Desde esta perspectiva, por tanto, el simulacro no debe ser considerado como una copia degradada, artificial. Antes bien, se trata de un doble que cuestiona las distinciones y los conceptos de veracidad-falsedad que fecundan toda representación. Ya no existe diferencia entre verdadero y falso, entre un original convertido en el centro del sistema y unas copias que intentan parecérsele. Frente al icono copia y la semejanza del remake hollywoodiense, se sitúa el simulacro y la diferencia, repetición con variación que establece una distancia entre las dos imágenes.16 He ahí, tal vez, donde reside el verdadero gesto político de estas propuestas: la conciencia de unas imágenes que, en última instancia, se reconocen incapaces de situarse en el centro alrededor del cual se articule sistema alguno.

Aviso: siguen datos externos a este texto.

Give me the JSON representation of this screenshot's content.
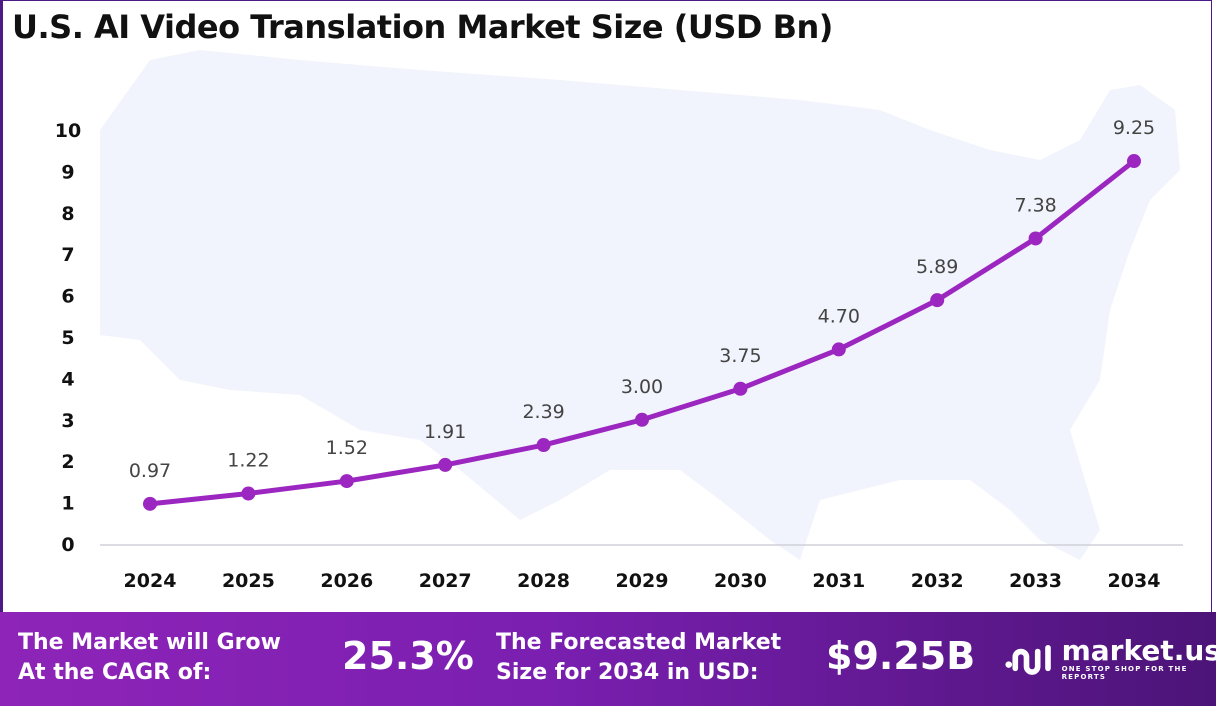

En definitiva, desde que el arte de principios del siglo XX desistiera de los postulados de una creación ex nihilo para operar con materiales que ya circulaban en la sociedad, el cruce de caminos estético y la migración de las imágenes de un medio a otro se ha convertido en una dominante del sistema artístico actual. Y más que la publicidad o la televisión, medios objeto utilizados por numerosos artistas para desvelar los cimientos de la ideología dominante y denunciar la enajenación del sujeto contemporáneo, el discurso artístico ha utilizado -y utiliza- como interlocutor privilegiado la imagen cinematográfica, acaso como espejo incierto en el que proyectar sus inquietudes desde la otredad. Por un lado, se encuentran aquellos creadores que se han apropiado en sentido literal del material cinematográfico para deconstruirlo en una nueva unidad que recompone el conjunto de partida (de Joseph Cornell a Douglas Gordon pasando por Bruce Conner). Por otro lado, están aquellos artistas que han dialogado con la imagen cinematográfica desde el exterior: las propuestas de Mark Lewis, Pierre Huygue o Deimantas Narkevičius obligan a una reflexión audiovisual de enorme calado que cuestiona los conceptos de originalidad y copia, elementos esenciales tanto del devenir estético como de la experiencia estética referida a un sujeto. En ambos casos, no obstante, puede llegarse a una misma conclusión: si la imagen artística en la contemporaneidad se caracteriza por su condición fantasmal y errante, como señaló José Luis Brea, es desde luego el espíritu cinematográfico lo que parece animarla.